I am not a vegetarian or a vegan. But I am definitely a plant-based eater. I base my meals on plant foods, and I use meat and animal products as a garnish, not the main event. This is in line with how the healthiest people in the world eat – think the Blue Zones, think the Mediterranean diet.

It’s long been established that a pattern of eating based on minimally processed foods, close to nature and predominantly plants is decisively associated with health promotion and disease prevention. It’s also now established that the quality of the food we choose is key, too.
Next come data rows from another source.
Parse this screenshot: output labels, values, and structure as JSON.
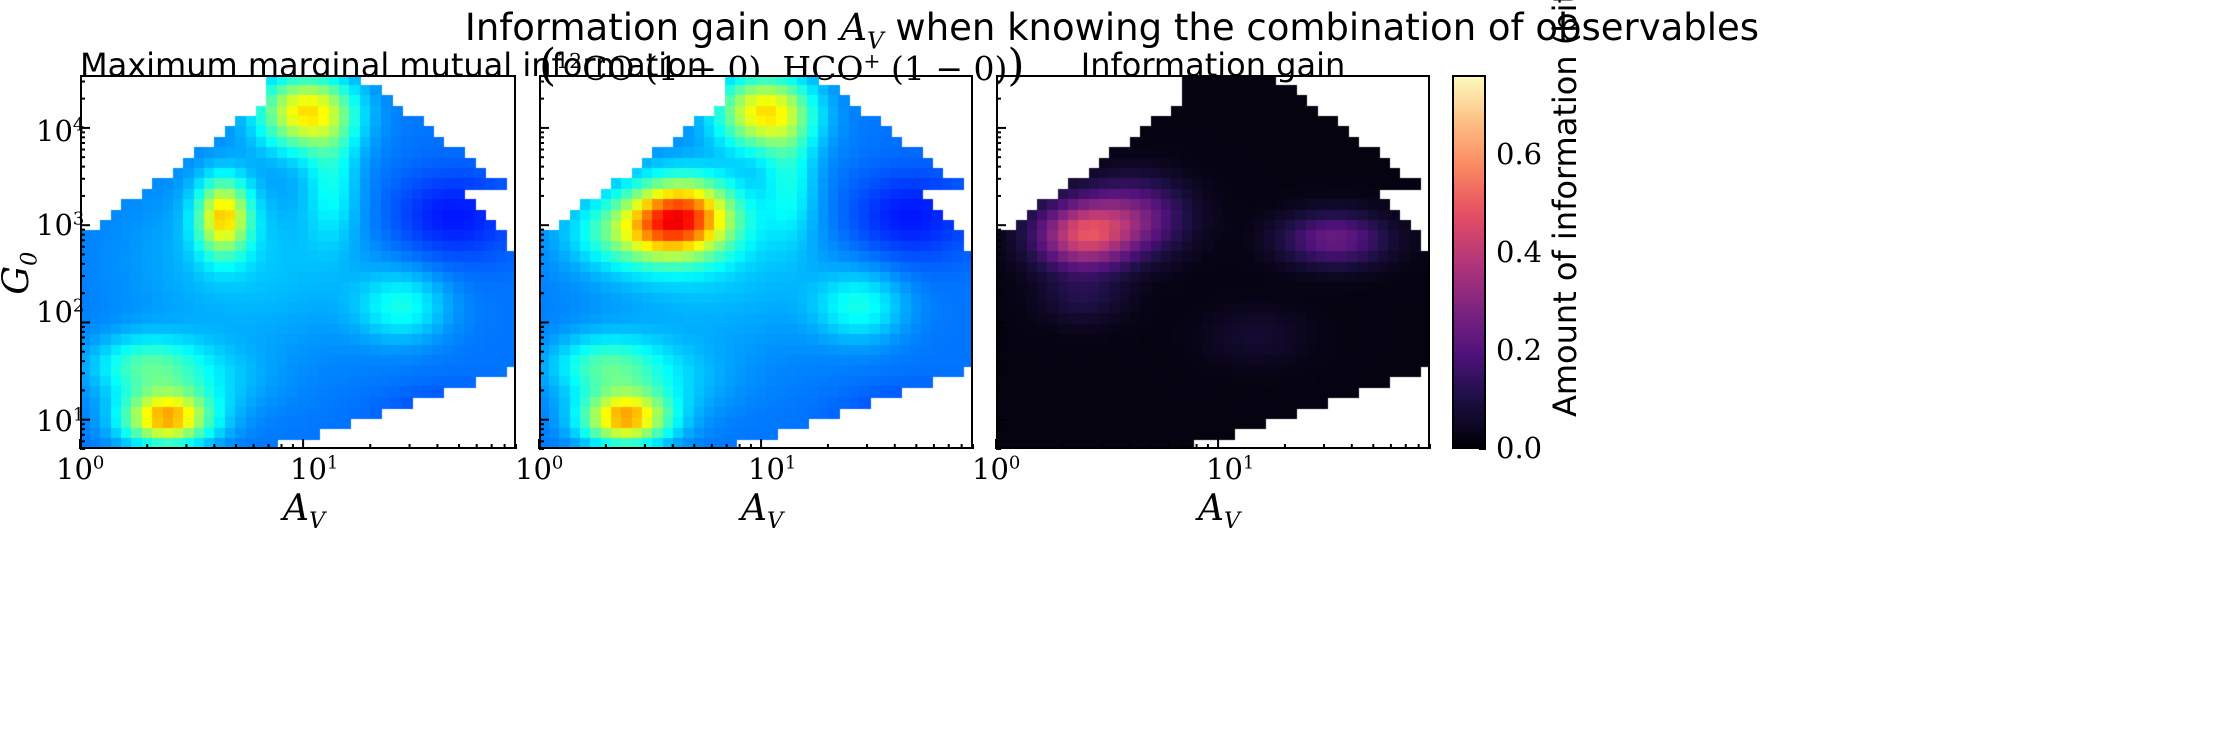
{
  "figure": {
    "suptitle_text": "Information gain on ",
    "suptitle_var": "A",
    "suptitle_var_sub": "V",
    "suptitle_tail": " when knowing the combination of observables"
  },
  "panels": [
    {
      "title": "Maximum marginal mutual information"
    },
    {
      "title_parts": {
        "open": "(",
        "sup1": "12",
        "co": "CO (1 − 0), HCO",
        "sup2": "+",
        "tail": " (1 − 0)",
        "close": ")"
      }
    },
    {
      "title": "Information gain"
    }
  ],
  "axes": {
    "xlabel": "A",
    "xlabel_sub": "V",
    "ylabel": "G",
    "ylabel_sub": "0",
    "x_ticks": [
      {
        "base": "10",
        "exp": "0"
      },
      {
        "base": "10",
        "exp": "1"
      }
    ],
    "y_ticks": [
      {
        "base": "10",
        "exp": "1"
      },
      {
        "base": "10",
        "exp": "2"
      },
      {
        "base": "10",
        "exp": "3"
      },
      {
        "base": "10",
        "exp": "4"
      }
    ]
  },
  "colorbar": {
    "label": "Amount of information (bits)",
    "ticks": [
      "0.0",
      "0.2",
      "0.4",
      "0.6"
    ]
  },
  "chart_data": {
    "type": "heatmap",
    "x_scale": "log",
    "y_scale": "log",
    "xlim": [
      1,
      90
    ],
    "ylim": [
      5,
      35000
    ],
    "panel_colormaps": [
      "jet",
      "jet",
      "magma"
    ],
    "colorbar_range": [
      0.0,
      0.76
    ],
    "grid": false,
    "colorbar_position": "right"
  }
}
No matter what variation of ‘plant-based’ eating we follow – vegetarian, vegan or omnivorous – we need to think ‘quality’.

An interesting 2017 study, published in the Journal of the American College of Cardiology, found it is possible to be an unhealthy plant-based eater, just as it is possible to be a healthy one. The researchers found a plant-based diet that focused on healthful plants – whole grains, vegetables, fruits, etc, – was associated with ‘a substantially lower risk of heart disease’. However, a plant-based diet based on less healthy plant foods – think sweetened beverages, refined grains and sweets – had the opposite effect; the same as a less-healthy, Western-style, processed food diet.

Plant-based eating is what we’ve always promoted at HFG. It’s how I write my recipes: start with the veges, then add the other elements. It means every recipe ends up with at least two servings of veges, often more.

Cooking this way means we automatically eat less animal products, but they’re not banned. You can be a plant-based eater and still eat meat.

I think it’s time to reclaim the term plant-based to mean what it says on the tin. It can mean vegetarian or vegan, but it doesn’t have to. It just has to mean a way of eating that’s truly based on the health-promoting, delicious and versatile goodness of plants.